Gold may have fallen to two-week lows in recent days but that has done nothing to damp enthusiasm for producers at Goldman Sachs, which on Friday claimed gold stocks were in a "sweet spot."
"We accept gold stocks have rallied significantly, (more than) 100% year to date. However we believe there is still a significant leg up for these equities," noted Goldman analyst including Eugene King and Abhinandan Agarwal.
The theory goes that gold producers have spent the past few years cutting capital expenditure and operating costs, and that with a 17% increase in gold's spot price this year are now reaping outsized free cash flow not yet factored into share prices.
Gold fell to $1,310.3 an ounce on Friday, down $7.70 or just over half a percentage point, but remains up almost 24% since the start of the year.
"Gold companies have endured the pain of repairing their balance sheets, selling/closing loss making mines and taking extra costs/capex out of the system," Goldman noted. "At spot gold prices, these companies should now generate greater than 6% average free cash flow yields to 2020."
Free cash flow yield is calculated by dividing the free cash flow per share by the share price. In general terms the higher the FCF yield the more an equity is potentially being undervalued by the market.
The evident explanation for gold's outsized FCF yield is fear that gold will pull back, likely when the Federal Reserve announces a much anticipated rise in interest rates possibly later this year. Goldman thinks the miners stocks are currently pricing-in an about 5% to 10% fall, or cushion if you prefer, in gold prices.
There is good reason to believe that the fear is unfounded.
Yes, if the Federal Reserve hikes interest rates there will inevitably be a gold price dip, but it is likely to be short lived.
A rate increase, if it happens, will be shallow and would almost certainly be associated with a downward revision of long-term U.S. growth - a negative for the prospect of future rate increases.
That is likely to reassure gold investors in the medium term and could encourage some who have been hanging on the sidelines to buy. Meanwhile uncertainty from the U.S. elections and the ongoing fall out from Brexit will provide spikes of uncertainty of the sort that gold investors adore.
The question then becomes what is going to trigger Goldman's "significant leg up" for gold stocks. The bank's answer is dividends.
Large gold companies currently pay an abysmal average yield of about 2%.
With cash flowing in, balance sheets already strengthened, and investment in new projects likely to be years away due to the drop off in spending on exploration in recent years, gold producers will come under pressure to increase distributions.
Goldman is currently predicting dividend yields will creep up to about 2.5% in 2017 and 2018, but notes that forecast free cash flow should enable companies to return an average 4% by 2017 and 5% by 2018.

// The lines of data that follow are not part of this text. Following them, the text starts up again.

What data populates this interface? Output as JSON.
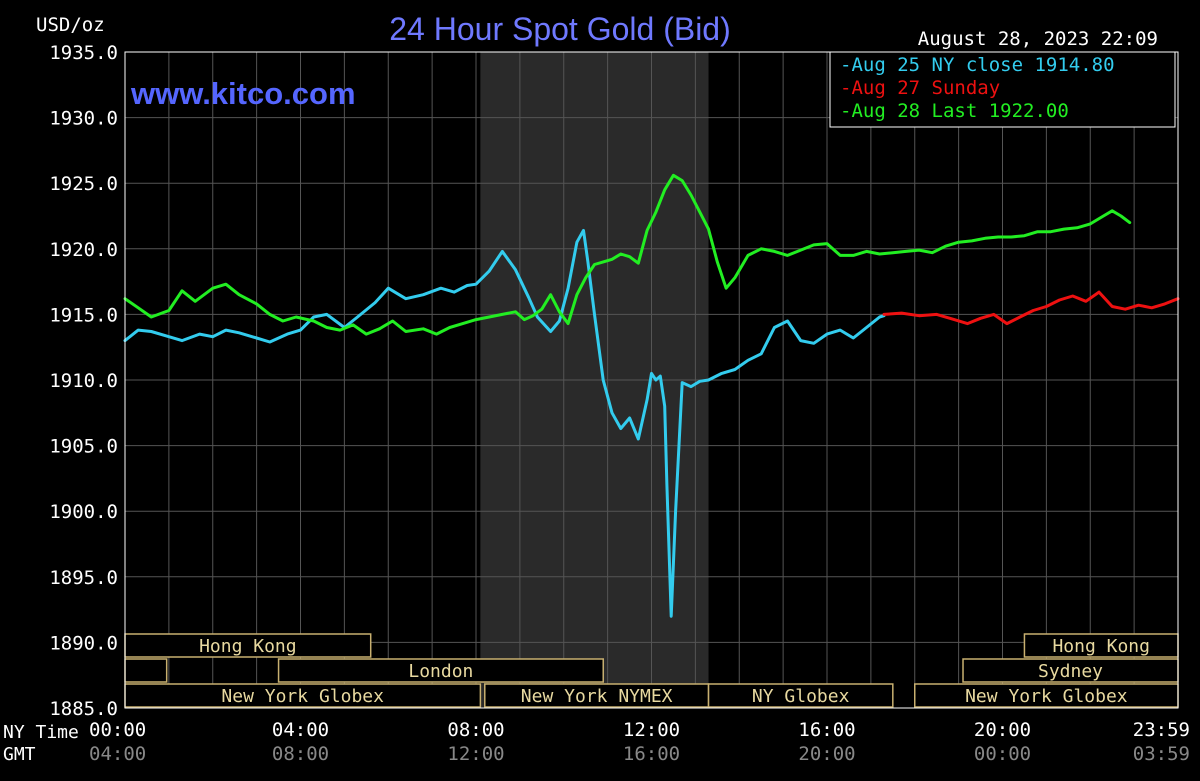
{
  "chart_data": {
    "type": "line",
    "title": "24 Hour Spot Gold (Bid)",
    "ylabel": "USD/oz",
    "watermark": "www.kitco.com",
    "timestamp": "August 28, 2023 22:09",
    "ylim": [
      1885,
      1935
    ],
    "y_ticks": [
      1935,
      1930,
      1925,
      1920,
      1915,
      1910,
      1905,
      1900,
      1895,
      1890,
      1885
    ],
    "y_tick_labels": [
      "1935.0",
      "1930.0",
      "1925.0",
      "1920.0",
      "1915.0",
      "1910.0",
      "1905.0",
      "1900.0",
      "1895.0",
      "1890.0",
      "1885.0"
    ],
    "xlim": [
      0,
      24
    ],
    "x_ticks": [
      0,
      4,
      8,
      12,
      16,
      20,
      24
    ],
    "x_row1_label": "NY Time",
    "x_row1_ticks": [
      "00:00",
      "04:00",
      "08:00",
      "12:00",
      "16:00",
      "20:00",
      "23:59"
    ],
    "x_row2_label": "GMT",
    "x_row2_ticks": [
      "04:00",
      "08:00",
      "12:00",
      "16:00",
      "20:00",
      "00:00",
      "03:59"
    ],
    "shaded_region": [
      8.1,
      13.3
    ],
    "legend": [
      {
        "label": "Aug 25 NY close 1914.80",
        "color": "#33ccee"
      },
      {
        "label": "Aug 27 Sunday",
        "color": "#ee1111"
      },
      {
        "label": "Aug 28 Last 1922.00",
        "color": "#22ee22"
      }
    ],
    "sessions": [
      {
        "label": "Hong Kong",
        "row": 0,
        "start": 0,
        "end": 5.6
      },
      {
        "label": "",
        "row": 1,
        "start": 0,
        "end": 0.95
      },
      {
        "label": "London",
        "row": 1,
        "start": 3.5,
        "end": 10.9
      },
      {
        "label": "New York Globex",
        "row": 2,
        "start": 0,
        "end": 8.1
      },
      {
        "label": "New York NYMEX",
        "row": 2,
        "start": 8.2,
        "end": 13.3
      },
      {
        "label": "NY Globex",
        "row": 2,
        "start": 13.3,
        "end": 17.5
      },
      {
        "label": "Hong Kong",
        "row": 0,
        "start": 20.5,
        "end": 24
      },
      {
        "label": "Sydney",
        "row": 1,
        "start": 19.1,
        "end": 24
      },
      {
        "label": "New York Globex",
        "row": 2,
        "start": 18.0,
        "end": 24
      }
    ],
    "series": [
      {
        "name": "Aug 25 NY close 1914.80",
        "color": "#33ccee",
        "x": [
          0,
          0.3,
          0.6,
          1,
          1.3,
          1.7,
          2,
          2.3,
          2.6,
          3,
          3.3,
          3.7,
          4,
          4.3,
          4.6,
          5,
          5.3,
          5.7,
          6,
          6.4,
          6.8,
          7.2,
          7.5,
          7.8,
          8.0,
          8.3,
          8.6,
          8.9,
          9.2,
          9.4,
          9.7,
          9.9,
          10.1,
          10.3,
          10.45,
          10.55,
          10.7,
          10.9,
          11.1,
          11.3,
          11.5,
          11.7,
          11.9,
          12.0,
          12.1,
          12.2,
          12.3,
          12.35,
          12.45,
          12.55,
          12.7,
          12.9,
          13.1,
          13.3,
          13.6,
          13.9,
          14.2,
          14.5,
          14.8,
          15.1,
          15.4,
          15.7,
          16.0,
          16.3,
          16.6,
          16.9,
          17.2,
          17.3
        ],
        "y": [
          1913.0,
          1913.8,
          1913.7,
          1913.3,
          1913.0,
          1913.5,
          1913.3,
          1913.8,
          1913.6,
          1913.2,
          1912.9,
          1913.5,
          1913.8,
          1914.8,
          1915.0,
          1914.0,
          1914.8,
          1915.9,
          1917.0,
          1916.2,
          1916.5,
          1917.0,
          1916.7,
          1917.2,
          1917.3,
          1918.3,
          1919.8,
          1918.4,
          1916.3,
          1914.8,
          1913.7,
          1914.5,
          1917.0,
          1920.5,
          1921.4,
          1919.0,
          1915.0,
          1910.0,
          1907.5,
          1906.3,
          1907.1,
          1905.5,
          1908.5,
          1910.5,
          1910.0,
          1910.3,
          1908.0,
          1902.0,
          1892.0,
          1900.0,
          1909.8,
          1909.5,
          1909.9,
          1910.0,
          1910.5,
          1910.8,
          1911.5,
          1912.0,
          1914.0,
          1914.5,
          1913.0,
          1912.8,
          1913.5,
          1913.8,
          1913.2,
          1914.0,
          1914.8,
          1914.9
        ]
      },
      {
        "name": "Aug 27 Sunday",
        "color": "#ee1111",
        "x": [
          17.3,
          17.7,
          18.1,
          18.5,
          18.9,
          19.2,
          19.5,
          19.8,
          20.1,
          20.4,
          20.7,
          21.0,
          21.3,
          21.6,
          21.9,
          22.2,
          22.5,
          22.8,
          23.1,
          23.4,
          23.7,
          24.0
        ],
        "y": [
          1915.0,
          1915.1,
          1914.9,
          1915.0,
          1914.6,
          1914.3,
          1914.7,
          1915.0,
          1914.3,
          1914.8,
          1915.3,
          1915.6,
          1916.1,
          1916.4,
          1916.0,
          1916.7,
          1915.6,
          1915.4,
          1915.7,
          1915.5,
          1915.8,
          1916.2
        ]
      },
      {
        "name": "Aug 28 Last 1922.00",
        "color": "#22ee22",
        "x": [
          0,
          0.3,
          0.6,
          1,
          1.3,
          1.6,
          2,
          2.3,
          2.6,
          3,
          3.3,
          3.6,
          3.9,
          4.3,
          4.6,
          4.9,
          5.2,
          5.5,
          5.8,
          6.1,
          6.4,
          6.8,
          7.1,
          7.4,
          7.7,
          8.0,
          8.3,
          8.6,
          8.9,
          9.1,
          9.3,
          9.5,
          9.7,
          9.9,
          10.1,
          10.3,
          10.5,
          10.7,
          10.9,
          11.1,
          11.3,
          11.5,
          11.7,
          11.9,
          12.1,
          12.3,
          12.5,
          12.7,
          12.9,
          13.1,
          13.3,
          13.5,
          13.7,
          13.9,
          14.2,
          14.5,
          14.8,
          15.1,
          15.4,
          15.7,
          16.0,
          16.3,
          16.6,
          16.9,
          17.2,
          17.5,
          17.8,
          18.1,
          18.4,
          18.7,
          19.0,
          19.3,
          19.6,
          19.9,
          20.2,
          20.5,
          20.8,
          21.1,
          21.4,
          21.7,
          22.0,
          22.3,
          22.5,
          22.7,
          22.9
        ],
        "y": [
          1916.2,
          1915.5,
          1914.8,
          1915.3,
          1916.8,
          1916.0,
          1917.0,
          1917.3,
          1916.5,
          1915.8,
          1915.0,
          1914.5,
          1914.8,
          1914.5,
          1914.0,
          1913.8,
          1914.2,
          1913.5,
          1913.9,
          1914.5,
          1913.7,
          1913.9,
          1913.5,
          1914.0,
          1914.3,
          1914.6,
          1914.8,
          1915.0,
          1915.2,
          1914.6,
          1914.9,
          1915.4,
          1916.5,
          1915.2,
          1914.3,
          1916.5,
          1917.8,
          1918.8,
          1919.0,
          1919.2,
          1919.6,
          1919.4,
          1918.9,
          1921.4,
          1922.8,
          1924.5,
          1925.6,
          1925.2,
          1924.1,
          1922.8,
          1921.5,
          1919.0,
          1917.0,
          1917.8,
          1919.5,
          1920.0,
          1919.8,
          1919.5,
          1919.9,
          1920.3,
          1920.4,
          1919.5,
          1919.5,
          1919.8,
          1919.6,
          1919.7,
          1919.8,
          1919.9,
          1919.7,
          1920.2,
          1920.5,
          1920.6,
          1920.8,
          1920.9,
          1920.9,
          1921.0,
          1921.3,
          1921.3,
          1921.5,
          1921.6,
          1921.9,
          1922.5,
          1922.9,
          1922.5,
          1922.0
        ]
      }
    ]
  }
}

Goldman's top picks are Randgold Resources (GOLD) , which has a 12-month price target of £120 ($157.3) per share, against a current share price of £73.20; Gold Fields (GFI) , with a price target of 110 South African rand ($7.72) against a current price of R68.38; AngloGold Ashanti (AU) , target price R400 against R217.6; and London-listed Centamin, which has a price target of 200 pence against a share price of 137.3 pence.